Saturday, February 25, 2012

Week Eight - Bourbon Pecan Pie

This week's post is inspired by one of my very favorite people in the world: my baby brother. Please join me, friends, in wishing the "baby" of the family a happy 26th birthday! Since his birthday fell during this week (Monday, to be exact) I decided I'd choose a flavor that I thought he'd enjoy. And that bottle of Maker's Mark was just speaking to me...

My husband and I went to visit my younger brother this past December, along with my sister. We had a super fun trip, filled with lots of good food, good drinks, and good laughs. One night, while out to dinner, my brother posed a challenge to the rest of us: he asked us to rate our favorite types of desserts; ice cream, cookies, dessert bars (brownies and the like), cakes, and pies. (I think that was it, right brother? Am I missing one?) What a fun challenge, right?! I immediately began a mental taste test of every dessert I could imagine, pitting one favorite up against another in my mind. Was apple pie better than red velvet cake? Would I rather snack on chocolate chip cookies or salted caramel ice cream? My word, this was going to be difficult!

Eventually, we all weighed in. I believe I ranked cookies at the top, followed closely by ice cream. Pies were probably my third choice. And come to think of it, I don't think pies were my brother's first choice, either. But I know he likes pie! And I am certain that he loves bourbon! I am confident that if he were here in my apartment right now, he'd gladly eat the ice cream in my freezer. And so, with him in mind, I give you this week's flavor...

Bourbon Pecan Pie (adapted from Jeni's Splendid Ice Creams at Home)


2 cups whole milk
1 tbs plus 1 tsp cornstarch
1 1/2 ounces cream cheese, softened
1/4 tsp sea salt
1 1/4 cups heavy cream
1/2 cup sugar
2 tbs light corn starch
1/4 cup bourbon
3/4 cup glazed pecans (Melt 2 tbs butter, 2 tbs maple syrup and 2 tbs brown sugar and coat 2 cups pecans. Bake the pecans at 350 for 6 minutes. Enjoy the leftovers, they're delicious!)
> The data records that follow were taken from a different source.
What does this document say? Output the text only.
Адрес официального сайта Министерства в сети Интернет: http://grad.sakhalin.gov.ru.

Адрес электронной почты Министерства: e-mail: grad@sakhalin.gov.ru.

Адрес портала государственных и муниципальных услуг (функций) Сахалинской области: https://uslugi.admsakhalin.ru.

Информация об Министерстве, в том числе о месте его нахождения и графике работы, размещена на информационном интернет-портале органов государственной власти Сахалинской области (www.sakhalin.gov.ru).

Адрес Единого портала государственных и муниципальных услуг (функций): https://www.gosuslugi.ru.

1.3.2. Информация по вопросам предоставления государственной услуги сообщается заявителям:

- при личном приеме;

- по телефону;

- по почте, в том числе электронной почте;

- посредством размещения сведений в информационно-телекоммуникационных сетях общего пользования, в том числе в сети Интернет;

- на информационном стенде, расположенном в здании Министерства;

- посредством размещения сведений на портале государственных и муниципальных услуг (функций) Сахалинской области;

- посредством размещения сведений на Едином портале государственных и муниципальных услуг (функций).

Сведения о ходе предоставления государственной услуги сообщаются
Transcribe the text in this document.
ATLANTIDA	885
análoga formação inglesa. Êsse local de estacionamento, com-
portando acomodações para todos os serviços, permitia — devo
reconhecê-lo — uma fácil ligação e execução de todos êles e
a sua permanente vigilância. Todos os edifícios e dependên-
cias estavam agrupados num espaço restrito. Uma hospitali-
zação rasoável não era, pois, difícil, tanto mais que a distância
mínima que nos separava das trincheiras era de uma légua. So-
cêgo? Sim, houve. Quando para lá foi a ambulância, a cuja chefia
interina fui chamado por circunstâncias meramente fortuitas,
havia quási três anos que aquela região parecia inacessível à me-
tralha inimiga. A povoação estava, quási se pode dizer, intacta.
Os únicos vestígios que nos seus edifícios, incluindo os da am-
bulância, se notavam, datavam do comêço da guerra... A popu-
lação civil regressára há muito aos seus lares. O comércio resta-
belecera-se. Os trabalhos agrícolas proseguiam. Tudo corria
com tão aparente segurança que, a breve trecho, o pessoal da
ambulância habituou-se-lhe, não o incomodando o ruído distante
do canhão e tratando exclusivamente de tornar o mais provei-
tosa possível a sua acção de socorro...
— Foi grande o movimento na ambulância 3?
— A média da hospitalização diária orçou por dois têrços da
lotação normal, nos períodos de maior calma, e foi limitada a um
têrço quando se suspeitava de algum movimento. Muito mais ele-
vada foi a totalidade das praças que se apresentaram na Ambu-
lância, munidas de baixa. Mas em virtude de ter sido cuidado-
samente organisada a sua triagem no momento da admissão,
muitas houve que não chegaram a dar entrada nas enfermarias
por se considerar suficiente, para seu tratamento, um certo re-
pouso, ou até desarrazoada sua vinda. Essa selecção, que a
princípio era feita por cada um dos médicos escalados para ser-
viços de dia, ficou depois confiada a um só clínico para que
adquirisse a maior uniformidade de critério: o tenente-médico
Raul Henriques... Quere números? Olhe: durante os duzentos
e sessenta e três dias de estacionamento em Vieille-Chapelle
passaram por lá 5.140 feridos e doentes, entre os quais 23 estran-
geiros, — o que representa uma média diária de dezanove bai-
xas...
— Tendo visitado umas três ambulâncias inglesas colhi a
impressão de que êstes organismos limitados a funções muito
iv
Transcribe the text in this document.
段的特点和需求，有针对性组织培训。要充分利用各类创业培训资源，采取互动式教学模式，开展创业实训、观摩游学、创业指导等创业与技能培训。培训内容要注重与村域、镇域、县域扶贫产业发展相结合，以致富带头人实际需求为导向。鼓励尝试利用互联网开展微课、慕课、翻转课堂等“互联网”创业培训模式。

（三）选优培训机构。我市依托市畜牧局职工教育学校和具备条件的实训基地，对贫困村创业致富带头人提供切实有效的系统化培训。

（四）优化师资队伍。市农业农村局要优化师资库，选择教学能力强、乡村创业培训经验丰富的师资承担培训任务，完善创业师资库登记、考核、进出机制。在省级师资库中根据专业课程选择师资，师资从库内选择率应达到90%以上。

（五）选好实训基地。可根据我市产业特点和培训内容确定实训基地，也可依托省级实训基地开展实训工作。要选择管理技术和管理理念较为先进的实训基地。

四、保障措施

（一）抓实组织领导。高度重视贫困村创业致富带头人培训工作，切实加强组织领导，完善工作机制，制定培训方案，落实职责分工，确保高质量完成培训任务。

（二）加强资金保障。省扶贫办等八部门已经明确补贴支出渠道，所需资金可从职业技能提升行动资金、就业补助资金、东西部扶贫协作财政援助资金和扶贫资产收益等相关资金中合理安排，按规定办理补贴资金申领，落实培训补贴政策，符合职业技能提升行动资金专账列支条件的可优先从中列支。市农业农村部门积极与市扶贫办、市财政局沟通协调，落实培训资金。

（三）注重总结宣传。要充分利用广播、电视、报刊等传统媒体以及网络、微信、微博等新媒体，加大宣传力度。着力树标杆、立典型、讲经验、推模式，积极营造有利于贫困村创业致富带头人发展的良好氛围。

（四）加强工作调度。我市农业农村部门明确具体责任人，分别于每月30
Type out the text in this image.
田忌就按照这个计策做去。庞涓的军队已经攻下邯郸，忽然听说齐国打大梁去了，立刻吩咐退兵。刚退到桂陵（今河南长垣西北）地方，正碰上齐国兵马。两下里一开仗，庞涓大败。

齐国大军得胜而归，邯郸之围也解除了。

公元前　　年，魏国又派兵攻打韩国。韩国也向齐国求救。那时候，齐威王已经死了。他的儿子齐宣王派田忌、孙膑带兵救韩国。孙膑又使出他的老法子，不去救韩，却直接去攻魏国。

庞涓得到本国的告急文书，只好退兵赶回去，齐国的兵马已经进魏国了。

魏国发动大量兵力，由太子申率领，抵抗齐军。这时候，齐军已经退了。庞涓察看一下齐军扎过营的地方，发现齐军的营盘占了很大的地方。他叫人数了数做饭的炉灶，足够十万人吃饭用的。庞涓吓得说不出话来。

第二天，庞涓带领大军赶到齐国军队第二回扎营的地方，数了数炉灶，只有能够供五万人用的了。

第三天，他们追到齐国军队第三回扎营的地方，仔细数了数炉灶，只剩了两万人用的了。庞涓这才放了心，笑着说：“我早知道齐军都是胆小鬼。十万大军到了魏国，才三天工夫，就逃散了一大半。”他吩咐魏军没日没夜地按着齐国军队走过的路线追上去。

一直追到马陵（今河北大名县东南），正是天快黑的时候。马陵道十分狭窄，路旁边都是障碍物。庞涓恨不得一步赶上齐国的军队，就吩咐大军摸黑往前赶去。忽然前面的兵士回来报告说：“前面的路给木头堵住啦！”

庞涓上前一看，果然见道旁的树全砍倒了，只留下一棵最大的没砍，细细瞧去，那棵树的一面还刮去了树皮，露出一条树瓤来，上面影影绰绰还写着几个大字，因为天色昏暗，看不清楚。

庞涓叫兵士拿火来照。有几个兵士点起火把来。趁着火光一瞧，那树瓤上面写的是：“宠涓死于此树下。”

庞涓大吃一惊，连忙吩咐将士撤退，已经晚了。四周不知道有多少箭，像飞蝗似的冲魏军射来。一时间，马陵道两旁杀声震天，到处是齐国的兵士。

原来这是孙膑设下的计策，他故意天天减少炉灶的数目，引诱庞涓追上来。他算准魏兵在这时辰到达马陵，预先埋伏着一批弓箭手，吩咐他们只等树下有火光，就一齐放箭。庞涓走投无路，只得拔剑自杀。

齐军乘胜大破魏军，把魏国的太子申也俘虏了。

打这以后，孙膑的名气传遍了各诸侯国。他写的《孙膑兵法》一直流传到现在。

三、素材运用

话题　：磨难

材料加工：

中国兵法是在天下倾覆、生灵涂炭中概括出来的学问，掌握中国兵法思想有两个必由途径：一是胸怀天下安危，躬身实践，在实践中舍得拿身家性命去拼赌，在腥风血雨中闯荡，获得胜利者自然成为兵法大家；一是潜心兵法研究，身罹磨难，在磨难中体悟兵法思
1. In a small bowl, combine 2 tbs of milk with the cornstarch and stir until combined. Set aside.

2. In a medium saucepan, combine the rest of the milk, cream, sugar,  and corn syrup. Bring to a boil and allow to boil for a few minutes.

3. Remove the pan from heat and whisk in the cornstarch mixture. Return to heat and boil for another minute or so, stirring all the while.

4. In a large bowl, whisk the peanut butter, cream cheese, and salt until smooth. Slowly pour the hot milk mixture in, whisking to combine.

5. Mix in the bourbon, and take a sip or two yourself to be absolutely sure it's the right stuff. Pour through a fine sieve into a clean bowl and cover with plastic wrap, pressing it down directly on top of the mixture. Refrigerate until completely cooled.

6. Transfer cooled mixture into bowl of ice cream maker and churn. Upon completion, mix in the glazed pecans then transfer to a freezer safe container and freeze.

7. Enjoy!

But wait, there's more! I want to pose my brother's dessert challenge to all of you! Post in the comments with your rankings, from least favorite to most favorite. I'm interested to see what your favorites are...and what I should avoid bringing to your house for a dinner party. Have fun!